Красная гемма, едва попав под солнечные лучи, мгновенно темнеет.
Связь, которую с самого рождения мы имеем с заброшенностью, с водой, с отсутствием, с потерями, с надеждой, с мраком, с одиночеством, становится еще прочнее всякий раз, как очередной умерший падает на обочину нашей жизни. Заброшенность — вот глубинный пласт нашего сознания. Мы обделены радостью, которая еще не имела — возникнув в нас сразу после того, как мы увидели солнце этой земли, — памяти, в которой можно было бы черпать воспоминания о себе.
Глава XАд
«Что есть ад? — вопрошал Массильон[14]. — Отсутствие Страшного суда. Что означает отсутствие Страшного суда? — Нераскаянность». «Это самые страшные слова Священного писания! — восклицал он. — Они написаны в Евангелии от Иоанна, VIII, 21, где Бог возглашает: „Ego vado, et quaeritis me, et in peccato vestro moriemini“ (Я отхожу, и будете искать Меня, и умрете во грехе вашем). Вот что пророчит Евангелие: утрату Господа, смерть Господа и, как следствие, окончательная безнаказанность за грехи. Что есть утрата Бога в веках? — Одиночество. Что есть последняя нераскаянность во днях? — Ад».
Глава XIКардинал Мазарини[15]
Его терзали такие острые боли, что временами он терял способность здраво рассуждать. Именно такими словами кардинал Мазарини ответил королеве-матери, когда она осведомилась о его самочувствии. Собственно говоря, это и есть нераскаянность, овладевающая душою Мазарини. Он сам сказал Льонну 1 ноября 1659 года:
— Я так измучен, что не в силах более терпеть.
Бриенн писал: «Накануне бракосочетания Людовика XIV с инфантой Испанской, назначенного на 18 июня 1660 года, королева-мать, придя навестить кардинала в его спальне, спросила у первого министра двора, как он себя чувствует.
— Плохо.
И тут же, не добавив ни слова, он откинул одеяло и медленно свесил с кровати ногу, обнаженную до самого бедра. Бриенн рассказывает, что в эту минуту он походил на Лазаря, встающего из могилы. Его нога, иссохшая и синюшная, была сверху донизу густо усеяна белыми пятнами с багровыми вспухшими краями и выглядела так ужасно, что королева невольно вскрикнула. С этого дня кардинал проводил свои дни в постели, уже не вставая. Даже в карету четверо слуг вносили кардинала прямо на тюфяке, а там укладывали на другой, кожаный, набитый шерстью. 6 февраля 1661 года стоял сильный мороз. Случилось так, что в покоях кардинала начался пожар. Бриенн бросился в спальню к своему хозяину.
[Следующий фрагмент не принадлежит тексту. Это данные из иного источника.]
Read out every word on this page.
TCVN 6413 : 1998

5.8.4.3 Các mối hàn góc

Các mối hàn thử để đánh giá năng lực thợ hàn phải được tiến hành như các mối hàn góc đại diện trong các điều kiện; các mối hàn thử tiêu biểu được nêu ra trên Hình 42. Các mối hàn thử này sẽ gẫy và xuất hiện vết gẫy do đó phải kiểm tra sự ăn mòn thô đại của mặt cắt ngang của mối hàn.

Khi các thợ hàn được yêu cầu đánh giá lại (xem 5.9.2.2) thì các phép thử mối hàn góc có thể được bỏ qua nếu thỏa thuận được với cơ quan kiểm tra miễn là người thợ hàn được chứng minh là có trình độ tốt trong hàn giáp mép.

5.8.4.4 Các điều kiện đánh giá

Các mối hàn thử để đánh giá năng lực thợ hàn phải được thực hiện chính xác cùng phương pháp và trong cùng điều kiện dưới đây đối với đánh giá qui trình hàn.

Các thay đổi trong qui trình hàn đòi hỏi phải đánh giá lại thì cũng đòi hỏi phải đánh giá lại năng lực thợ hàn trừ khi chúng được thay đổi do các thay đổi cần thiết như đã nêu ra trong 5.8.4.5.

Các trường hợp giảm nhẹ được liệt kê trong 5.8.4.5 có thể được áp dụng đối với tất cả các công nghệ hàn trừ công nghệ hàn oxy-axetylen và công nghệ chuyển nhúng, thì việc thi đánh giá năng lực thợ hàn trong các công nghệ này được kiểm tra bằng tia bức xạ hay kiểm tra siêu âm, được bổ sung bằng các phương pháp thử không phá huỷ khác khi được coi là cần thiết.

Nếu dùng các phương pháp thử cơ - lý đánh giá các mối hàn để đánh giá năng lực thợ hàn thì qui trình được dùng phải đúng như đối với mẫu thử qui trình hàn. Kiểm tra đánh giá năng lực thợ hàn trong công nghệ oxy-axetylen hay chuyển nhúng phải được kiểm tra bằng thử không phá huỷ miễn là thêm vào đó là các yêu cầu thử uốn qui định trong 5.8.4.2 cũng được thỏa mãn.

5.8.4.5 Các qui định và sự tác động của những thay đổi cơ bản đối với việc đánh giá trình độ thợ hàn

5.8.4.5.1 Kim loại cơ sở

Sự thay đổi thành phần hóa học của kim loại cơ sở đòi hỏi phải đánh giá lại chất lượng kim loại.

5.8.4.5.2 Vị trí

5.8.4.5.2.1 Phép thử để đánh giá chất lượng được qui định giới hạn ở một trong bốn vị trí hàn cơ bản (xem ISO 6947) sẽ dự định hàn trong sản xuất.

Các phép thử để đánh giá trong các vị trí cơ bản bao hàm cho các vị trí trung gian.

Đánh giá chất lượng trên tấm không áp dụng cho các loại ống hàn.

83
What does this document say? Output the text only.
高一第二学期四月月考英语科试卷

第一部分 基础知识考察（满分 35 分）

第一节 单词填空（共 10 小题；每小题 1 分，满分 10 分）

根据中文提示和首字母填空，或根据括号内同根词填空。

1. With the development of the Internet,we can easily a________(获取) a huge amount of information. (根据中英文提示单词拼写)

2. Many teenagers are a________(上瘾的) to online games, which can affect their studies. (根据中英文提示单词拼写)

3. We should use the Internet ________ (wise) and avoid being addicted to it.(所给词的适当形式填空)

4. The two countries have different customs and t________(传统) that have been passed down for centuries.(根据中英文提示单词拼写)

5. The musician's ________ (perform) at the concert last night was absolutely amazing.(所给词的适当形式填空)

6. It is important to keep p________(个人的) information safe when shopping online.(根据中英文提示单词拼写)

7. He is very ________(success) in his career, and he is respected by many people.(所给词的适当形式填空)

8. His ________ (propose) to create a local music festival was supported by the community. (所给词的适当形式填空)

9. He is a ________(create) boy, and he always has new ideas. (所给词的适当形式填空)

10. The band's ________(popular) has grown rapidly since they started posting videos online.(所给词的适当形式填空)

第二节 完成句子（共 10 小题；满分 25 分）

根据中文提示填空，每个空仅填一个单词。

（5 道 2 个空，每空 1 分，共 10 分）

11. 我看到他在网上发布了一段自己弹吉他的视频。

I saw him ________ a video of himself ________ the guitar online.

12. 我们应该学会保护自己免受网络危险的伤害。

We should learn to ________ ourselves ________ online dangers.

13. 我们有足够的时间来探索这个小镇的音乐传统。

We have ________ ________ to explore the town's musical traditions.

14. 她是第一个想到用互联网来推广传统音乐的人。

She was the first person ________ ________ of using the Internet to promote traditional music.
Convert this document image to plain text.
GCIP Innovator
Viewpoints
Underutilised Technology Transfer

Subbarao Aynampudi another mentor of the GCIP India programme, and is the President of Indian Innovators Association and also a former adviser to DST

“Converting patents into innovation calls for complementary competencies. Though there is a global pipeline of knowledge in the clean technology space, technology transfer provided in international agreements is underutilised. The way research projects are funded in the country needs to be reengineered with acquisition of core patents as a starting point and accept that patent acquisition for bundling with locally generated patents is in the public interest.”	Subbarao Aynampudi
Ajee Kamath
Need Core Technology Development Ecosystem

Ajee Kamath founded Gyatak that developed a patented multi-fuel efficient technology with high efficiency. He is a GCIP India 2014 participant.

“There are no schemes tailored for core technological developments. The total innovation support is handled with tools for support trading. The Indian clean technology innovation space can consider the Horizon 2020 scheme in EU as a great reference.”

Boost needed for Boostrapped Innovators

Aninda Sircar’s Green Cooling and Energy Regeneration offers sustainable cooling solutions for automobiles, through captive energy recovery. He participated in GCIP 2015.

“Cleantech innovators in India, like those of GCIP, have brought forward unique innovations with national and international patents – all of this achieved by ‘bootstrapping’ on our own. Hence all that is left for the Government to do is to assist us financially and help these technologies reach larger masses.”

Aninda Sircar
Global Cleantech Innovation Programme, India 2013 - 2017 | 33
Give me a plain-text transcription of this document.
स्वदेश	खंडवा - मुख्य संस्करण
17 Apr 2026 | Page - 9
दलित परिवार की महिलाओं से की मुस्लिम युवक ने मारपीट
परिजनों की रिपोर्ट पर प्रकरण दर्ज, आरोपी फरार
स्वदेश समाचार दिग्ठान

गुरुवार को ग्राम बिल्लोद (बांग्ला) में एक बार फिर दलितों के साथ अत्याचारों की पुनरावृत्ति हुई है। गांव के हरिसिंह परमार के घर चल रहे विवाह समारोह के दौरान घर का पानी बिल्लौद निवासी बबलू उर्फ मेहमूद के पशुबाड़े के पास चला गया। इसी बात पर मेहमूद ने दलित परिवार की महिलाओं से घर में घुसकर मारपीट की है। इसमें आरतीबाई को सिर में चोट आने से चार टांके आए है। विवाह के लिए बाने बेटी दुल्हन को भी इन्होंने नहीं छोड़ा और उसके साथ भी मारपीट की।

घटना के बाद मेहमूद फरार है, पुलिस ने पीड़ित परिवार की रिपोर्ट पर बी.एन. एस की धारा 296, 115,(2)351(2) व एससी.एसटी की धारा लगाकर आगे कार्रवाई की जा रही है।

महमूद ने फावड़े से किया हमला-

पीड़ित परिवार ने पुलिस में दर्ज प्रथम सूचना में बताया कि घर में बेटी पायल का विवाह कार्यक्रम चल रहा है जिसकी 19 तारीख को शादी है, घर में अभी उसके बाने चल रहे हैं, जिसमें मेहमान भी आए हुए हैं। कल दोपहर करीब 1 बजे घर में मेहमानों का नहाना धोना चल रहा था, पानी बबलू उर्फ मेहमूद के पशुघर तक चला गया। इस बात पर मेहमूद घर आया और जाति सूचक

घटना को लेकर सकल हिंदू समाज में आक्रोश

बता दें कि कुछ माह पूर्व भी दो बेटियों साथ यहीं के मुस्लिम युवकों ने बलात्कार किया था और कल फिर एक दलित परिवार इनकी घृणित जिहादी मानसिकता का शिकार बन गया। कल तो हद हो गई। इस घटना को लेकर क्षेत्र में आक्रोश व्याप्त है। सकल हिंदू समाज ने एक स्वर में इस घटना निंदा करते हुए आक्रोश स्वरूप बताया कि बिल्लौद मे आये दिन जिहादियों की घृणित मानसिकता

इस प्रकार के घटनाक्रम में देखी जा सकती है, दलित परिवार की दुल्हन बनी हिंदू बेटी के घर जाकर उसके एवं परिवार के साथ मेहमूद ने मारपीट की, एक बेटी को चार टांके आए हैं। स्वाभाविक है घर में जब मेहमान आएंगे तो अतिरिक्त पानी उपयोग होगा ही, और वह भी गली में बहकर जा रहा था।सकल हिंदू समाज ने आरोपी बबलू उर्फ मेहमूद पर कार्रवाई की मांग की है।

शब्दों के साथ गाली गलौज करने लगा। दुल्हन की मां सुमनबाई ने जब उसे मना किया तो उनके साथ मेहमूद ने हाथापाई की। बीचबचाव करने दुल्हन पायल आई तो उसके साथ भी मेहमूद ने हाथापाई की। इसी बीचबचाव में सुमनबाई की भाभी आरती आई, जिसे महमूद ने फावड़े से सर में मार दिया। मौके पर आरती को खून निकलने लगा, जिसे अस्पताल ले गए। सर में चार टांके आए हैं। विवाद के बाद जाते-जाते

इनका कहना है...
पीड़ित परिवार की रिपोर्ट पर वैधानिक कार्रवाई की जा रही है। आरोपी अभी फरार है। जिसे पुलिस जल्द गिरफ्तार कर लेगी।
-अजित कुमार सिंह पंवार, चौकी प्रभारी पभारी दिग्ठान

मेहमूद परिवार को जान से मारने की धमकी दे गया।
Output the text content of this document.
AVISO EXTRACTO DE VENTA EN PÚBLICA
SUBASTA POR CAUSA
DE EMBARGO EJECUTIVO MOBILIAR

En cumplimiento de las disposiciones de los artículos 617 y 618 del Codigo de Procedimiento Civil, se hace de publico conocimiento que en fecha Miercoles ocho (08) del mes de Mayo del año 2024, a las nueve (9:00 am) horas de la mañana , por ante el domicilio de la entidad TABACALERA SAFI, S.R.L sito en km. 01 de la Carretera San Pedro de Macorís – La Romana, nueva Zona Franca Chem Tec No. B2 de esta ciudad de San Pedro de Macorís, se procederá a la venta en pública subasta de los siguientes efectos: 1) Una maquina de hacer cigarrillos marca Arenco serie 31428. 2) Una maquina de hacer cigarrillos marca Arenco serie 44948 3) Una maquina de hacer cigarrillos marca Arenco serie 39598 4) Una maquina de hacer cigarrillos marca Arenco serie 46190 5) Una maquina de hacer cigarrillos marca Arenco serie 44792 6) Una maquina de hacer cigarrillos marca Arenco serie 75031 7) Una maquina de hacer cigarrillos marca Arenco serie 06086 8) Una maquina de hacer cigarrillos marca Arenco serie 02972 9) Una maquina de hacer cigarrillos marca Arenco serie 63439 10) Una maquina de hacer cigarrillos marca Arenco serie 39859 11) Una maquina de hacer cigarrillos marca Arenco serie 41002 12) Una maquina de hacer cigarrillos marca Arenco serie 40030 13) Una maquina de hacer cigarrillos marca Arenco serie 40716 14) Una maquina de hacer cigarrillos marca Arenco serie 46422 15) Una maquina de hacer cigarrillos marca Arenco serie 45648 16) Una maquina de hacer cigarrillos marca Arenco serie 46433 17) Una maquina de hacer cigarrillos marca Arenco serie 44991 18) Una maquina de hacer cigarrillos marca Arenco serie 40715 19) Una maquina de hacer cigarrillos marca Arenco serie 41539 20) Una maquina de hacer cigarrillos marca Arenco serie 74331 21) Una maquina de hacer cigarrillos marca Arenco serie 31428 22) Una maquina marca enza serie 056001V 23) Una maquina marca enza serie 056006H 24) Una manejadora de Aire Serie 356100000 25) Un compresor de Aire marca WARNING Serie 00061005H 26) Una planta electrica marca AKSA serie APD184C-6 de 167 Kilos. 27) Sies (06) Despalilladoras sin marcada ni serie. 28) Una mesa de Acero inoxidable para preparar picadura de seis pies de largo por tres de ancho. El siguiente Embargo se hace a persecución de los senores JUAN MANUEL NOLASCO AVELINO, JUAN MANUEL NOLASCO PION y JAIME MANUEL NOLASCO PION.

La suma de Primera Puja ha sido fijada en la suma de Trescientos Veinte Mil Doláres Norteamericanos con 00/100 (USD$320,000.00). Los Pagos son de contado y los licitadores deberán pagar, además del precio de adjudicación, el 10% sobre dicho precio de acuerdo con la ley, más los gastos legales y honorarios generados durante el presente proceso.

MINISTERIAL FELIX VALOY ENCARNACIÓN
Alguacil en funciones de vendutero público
И столкнулся с капитаном гвардейцев кардинала, который нес больного на спине. Мазарини вопил во всю глотку от страха. Бриенн говорил после, что он был похож на Приама, коего Эней выносил на себе из пылающей Трои. Нашли свободную кровать, уложили его. Он все еще дрожал от ужаса, охватившего его при виде горящих занавесей. „Казалось, на его лице уже лежит печать Смерти“, — пишет Бриенн. Чтобы отвлечь кардинала от страданий, из-за которых он не находил себе места, его носили в кресле, на сложенном вдвое тюфяке, по комнатам дворца на улице Ришелье. Он призвал к себе двенадцать докторов с тем, чтобы они обследовали его и нашли средство облегчить его муки. В конце консилиума он подозвал Гено и спросил:
— Гено, сколько мне осталось жить?
— Два месяца, — ответил врач.
— Весьма благодарен вам за откровенность, Гено, вы поступили как истинный друг.
И тотчас же возненавидел Гено. С этого дня кардинал забыл о пережитом страхе, — его вытеснил другой испуг. „Гено это сказал! Гено это сказал!“ — твердил Джулио Мазарини, и из его глаз катились непрошеные слезы. На следующий день после консилиума врачей Луи де Бриенн увидел, как слуги носят кардинала в кресле из залы в залу, а затем по галерее, чтобы он мог полюбоваться своими картинами. Заметив молодого человека, Мазарини сказал:
— Подойдите, Бриенн. Не прячьтесь за дверью. Я всего лишь мертвец, который не представляет опасности для окружающих, разве что они заразятся моим страхом.
Двое гвардейцев стояли перед ними с факелами в руках.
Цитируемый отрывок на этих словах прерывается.